山下:もともとワンマン・ツアーばかりしているタイプのバンドだったので(笑)、去年から"もっと自分たちから対バンしていこう!"と思ったんですよね。

高津戸:ワンマンで足元を固めて、やっと対バンでも魅せられる、勝てるライヴができるようになってきたのかな......と思います。もちろんまだまだですけどね。

-そんななか制作されたのが今回の両A面シングル『線香花火/乱舞ランデブー』。「線香花火」(Track.1)は高津戸さんのヴォーカルが活きた、MAGIC OF LiFEらしいロマンチックな曲だと思いました。

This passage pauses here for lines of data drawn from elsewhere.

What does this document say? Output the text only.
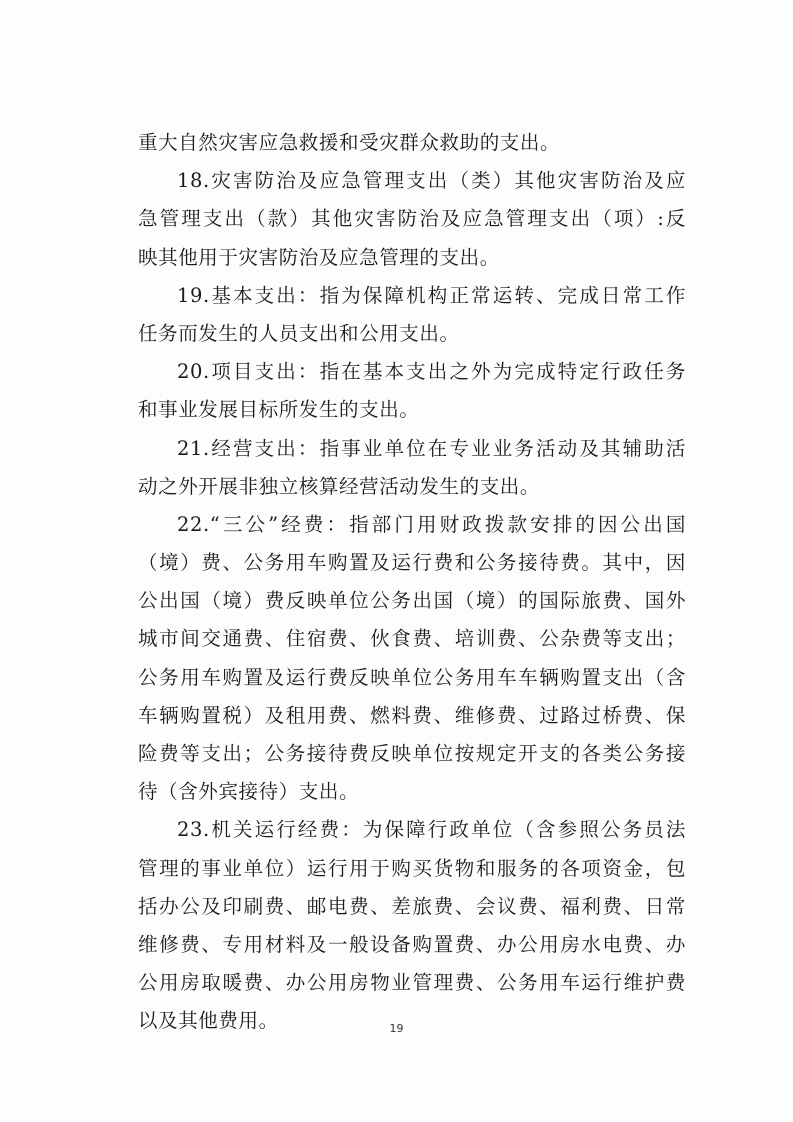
重大自然灾害应急救援和受灾群众救助的支出。
18.灾害防治及应急管理支出（类）其他灾害防治及应
急管理支出（款）其他灾害防治及应急管理支出（项）:反
映其他用于灾害防治及应急管理的支出。
19.基本支出：指为保障机构正常运转、完成日常工作
任务而发生的人员支出和公用支出。
20.项目支出：指在基本支出之外为完成特定行政任务
和事业发展目标所发生的支出。
21.经营支出：指事业单位在专业业务活动及其辅助活
动之外开展非独立核算经营活动发生的支出。
22.“三公”经费：指部门用财政拨款安排的因公出国
（境）费、公务用车购置及运行费和公务接待费。其中，因
公出国（境）费反映单位公务出国（境）的国际旅费、国外
城市间交通费、住宿费、伙食费、培训费、公杂费等支出；
公务用车购置及运行费反映单位公务用车车辆购置支出（含
车辆购置税）及租用费、燃料费、维修费、过路过桥费、保
险费等支出；公务接待费反映单位按规定开支的各类公务接
待（含外宾接待）支出。
23.机关运行经费：为保障行政单位（含参照公务员法
管理的事业单位）运行用于购买货物和服务的各项资金，包
括办公及印刷费、邮电费、差旅费、会议费、福利费、日常
维修费、专用材料及一般设备购置费、办公用房水电费、办
公用房取暖费、办公用房物业管理费、公务用车运行维护费
以及其他费用。	19
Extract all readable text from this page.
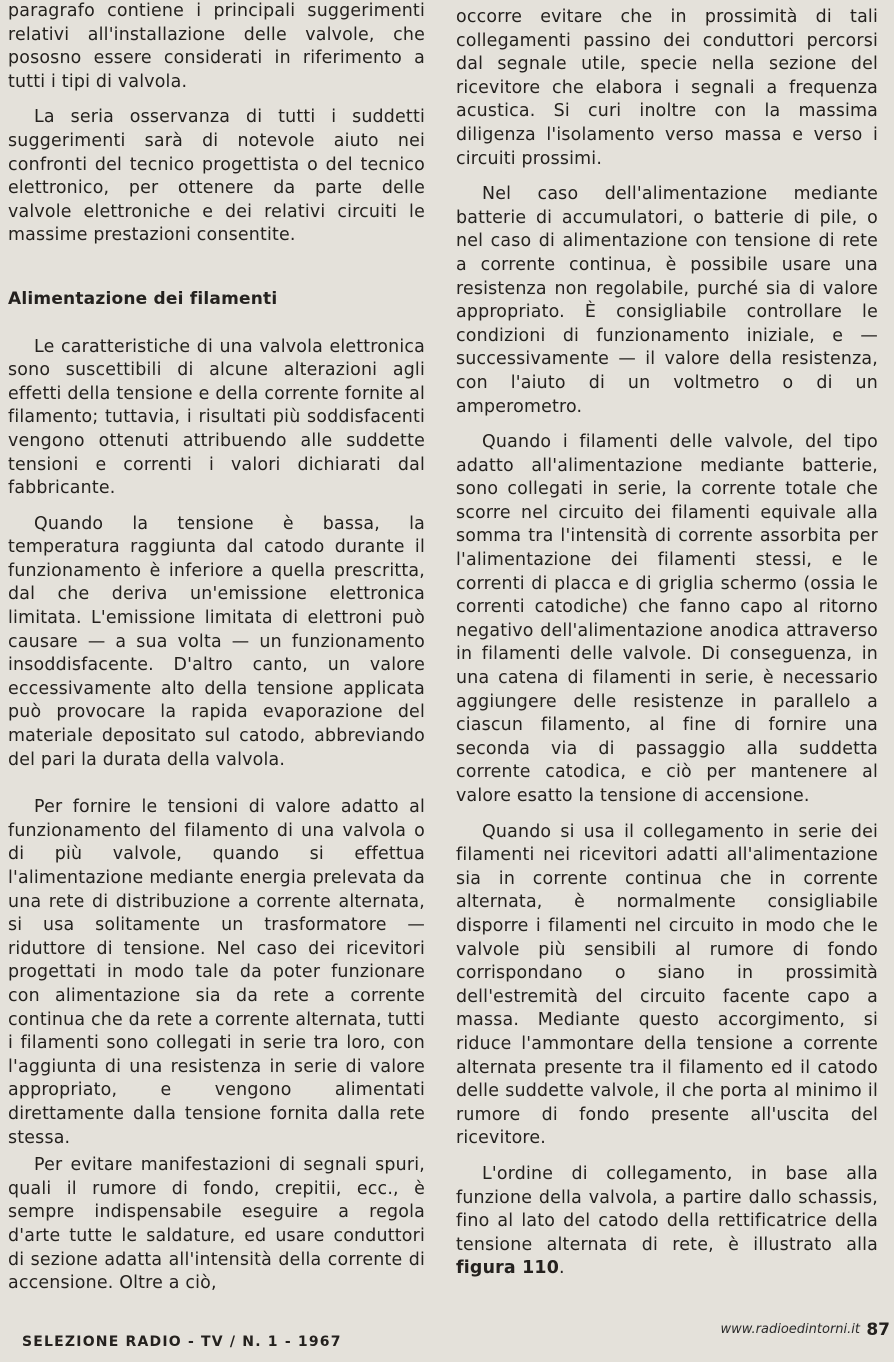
paragrafo contiene i principali suggerimenti relativi all'installazione delle valvole, che pososno essere considerati in riferimento a tutti i tipi di valvola.

La seria osservanza di tutti i suddetti suggerimenti sarà di notevole aiuto nei confronti del tecnico progettista o del tecnico elettronico, per ottenere da parte delle valvole elettroniche e dei relativi circuiti le massime prestazioni consentite.

Alimentazione dei filamenti

Le caratteristiche di una valvola elettronica sono suscettibili di alcune alterazioni agli effetti della tensione e della corrente fornite al filamento; tuttavia, i risultati più soddisfacenti vengono ottenuti attribuendo alle suddette tensioni e correnti i valori dichiarati dal fabbricante.

Quando la tensione è bassa, la temperatura raggiunta dal catodo durante il funzionamento è inferiore a quella prescritta, dal che deriva un'emissione elettronica limitata. L'emissione limitata di elettroni può causare — a sua volta — un funzionamento insoddisfacente. D'altro canto, un valore eccessivamente alto della tensione applicata può provocare la rapida evaporazione del materiale depositato sul catodo, abbreviando del pari la durata della valvola.

Per fornire le tensioni di valore adatto al funzionamento del filamento di una valvola o di più valvole, quando si effettua l'alimentazione mediante energia prelevata da una rete di distribuzione a corrente alternata, si usa solitamente un trasformatore — riduttore di tensione. Nel caso dei ricevitori progettati in modo tale da poter funzionare con alimentazione sia da rete a corrente continua che da rete a corrente alternata, tutti i filamenti sono collegati in serie tra loro, con l'aggiunta di una resistenza in serie di valore appropriato, e vengono alimentati direttamente dalla tensione fornita dalla rete stessa.

Per evitare manifestazioni di segnali spuri, quali il rumore di fondo, crepitii, ecc., è sempre indispensabile eseguire a regola d'arte tutte le saldature, ed usare conduttori di sezione adatta all'intensità della corrente di accensione. Oltre a ciò,

occorre evitare che in prossimità di tali collegamenti passino dei conduttori percorsi dal segnale utile, specie nella sezione del ricevitore che elabora i segnali a frequenza acustica. Si curi inoltre con la massima diligenza l'isolamento verso massa e verso i circuiti prossimi.

Nel caso dell'alimentazione mediante batterie di accumulatori, o batterie di pile, o nel caso di alimentazione con tensione di rete a corrente continua, è possibile usare una resistenza non regolabile, purché sia di valore appropriato. È consigliabile controllare le condizioni di funzionamento iniziale, e — successivamente — il valore della resistenza, con l'aiuto di un voltmetro o di un amperometro.

Quando i filamenti delle valvole, del tipo adatto all'alimentazione mediante batterie, sono collegati in serie, la corrente totale che scorre nel circuito dei filamenti equivale alla somma tra l'intensità di corrente assorbita per l'alimentazione dei filamenti stessi, e le correnti di placca e di griglia schermo (ossia le correnti catodiche) che fanno capo al ritorno negativo dell'alimentazione anodica attraverso in filamenti delle valvole. Di conseguenza, in una catena di filamenti in serie, è necessario aggiungere delle resistenze in parallelo a ciascun filamento, al fine di fornire una seconda via di passaggio alla suddetta corrente catodica, e ciò per mantenere al valore esatto la tensione di accensione.

Quando si usa il collegamento in serie dei filamenti nei ricevitori adatti all'alimentazione sia in corrente continua che in corrente alternata, è normalmente consigliabile disporre i filamenti nel circuito in modo che le valvole più sensibili al rumore di fondo corrispondano o siano in prossimità dell'estremità del circuito facente capo a massa. Mediante questo accorgimento, si riduce l'ammontare della tensione a corrente alternata presente tra il filamento ed il catodo delle suddette valvole, il che porta al minimo il rumore di fondo presente all'uscita del ricevitore.

L'ordine di collegamento, in base alla funzione della valvola, a partire dallo schassis, fino al lato del catodo della rettificatrice della tensione alternata di rete, è illustrato alla figura 110.

SELEZIONE RADIO - TV / N. 1 - 1967
www.radioedintorni.it 87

高津戸:女々しさもあり、でも前を向いていく......僕らしい曲だな、というのはすごく感じますね。去年はありがたいことにタイアップの書き下ろしが多かったので、作品的にも激しい曲が多くなって。僕らはどちらかというとバラードがもともと多いバンドなので、自分たちの武器でもあるバラードを久しぶりに書きたいなと思ったんですよね。当たり前のようで当たり前じゃない命に感謝することをテーマにしました。......人間は永遠を願って欲しがるじゃないですか。でも限りがあるからこそ魅力的で、僕はそういうことに心が惹かれるんですよね。"自分がいるから君は美しいんだ"と、自分以外の人間によって気づかされる――僕は人によって気づかされることが普段から多いので、人に寄り添って生きてると思うんです。そういう部分が曲のストーリーに出てきたのかな、と思いますね。

-歌詞には"線香花火"や"流れ星"という一瞬の輝きだからこそ美しいものが出てきますしね。

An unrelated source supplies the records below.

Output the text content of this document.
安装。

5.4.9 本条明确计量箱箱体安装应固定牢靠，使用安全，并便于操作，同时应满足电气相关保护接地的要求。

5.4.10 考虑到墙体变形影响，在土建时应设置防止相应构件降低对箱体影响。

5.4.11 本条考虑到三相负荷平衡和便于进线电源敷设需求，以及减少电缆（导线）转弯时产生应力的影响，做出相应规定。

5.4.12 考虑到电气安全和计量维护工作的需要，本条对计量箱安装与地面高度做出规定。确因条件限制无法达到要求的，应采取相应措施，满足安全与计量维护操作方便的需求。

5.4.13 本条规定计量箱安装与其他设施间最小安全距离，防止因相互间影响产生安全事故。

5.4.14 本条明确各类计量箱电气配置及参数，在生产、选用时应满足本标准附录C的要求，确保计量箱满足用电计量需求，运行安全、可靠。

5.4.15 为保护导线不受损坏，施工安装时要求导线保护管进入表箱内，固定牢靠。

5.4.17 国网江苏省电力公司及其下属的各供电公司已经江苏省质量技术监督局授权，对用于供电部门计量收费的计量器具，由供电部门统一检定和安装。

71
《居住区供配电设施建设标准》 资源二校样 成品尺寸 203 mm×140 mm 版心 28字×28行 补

高津戸:"涙して/「綺麗だね」"とか、一見矛盾したところに美しさを感じるというか。"あぁ、美しいな"と思う瞬間がたくさんあるというのは、本当に素晴らしいことだなと思うんですよね。......メンバーといてもごくたまにそういうことを思いますし(照れ笑い)。

渡辺:"ごくたまに"(笑)!?

高津戸:(笑)メンバーといるときに思いますね。ライヴのときとか特にそうで。自分を超えたとき、自分自身だけでは思えなかったこと、感じられなかったことを感じられたときに感動は出てくると思うんですよね。"素晴らしいな、美しいな、欲しいな......"と思ったときにはないものが魅力的に感じるのは、"失って初めて気づく"みたいなものなんだろうなと。そういうのって頭ではわかってはいるのに、忘れがちですよね。

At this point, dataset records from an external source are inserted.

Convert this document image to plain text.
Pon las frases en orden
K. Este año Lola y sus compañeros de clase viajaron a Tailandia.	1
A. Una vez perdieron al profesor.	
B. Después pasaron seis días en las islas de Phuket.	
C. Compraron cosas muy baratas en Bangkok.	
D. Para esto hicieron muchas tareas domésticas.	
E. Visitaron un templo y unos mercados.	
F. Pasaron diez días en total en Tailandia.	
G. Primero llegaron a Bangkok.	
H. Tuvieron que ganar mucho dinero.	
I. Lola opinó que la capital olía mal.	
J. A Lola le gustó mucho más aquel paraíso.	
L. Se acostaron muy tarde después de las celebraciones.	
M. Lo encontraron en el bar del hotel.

-そうですね。「線香花火」はその一瞬の輝きを一時停止させたような、眩しすぎるラヴ・ソングでした。ここまで人を好きになったことはないな......と思ったりもして。

高津戸:そうですよね。人はそんなに人を好きになれないな、とも思うんです。僕も何年もかけて、やっと人を好きになれる。僕はなかなかできないことにロマンを感じるんですよね。普遍的なものよりは眩しすぎるくらいのものを書きたかったから、振り絞って書きました。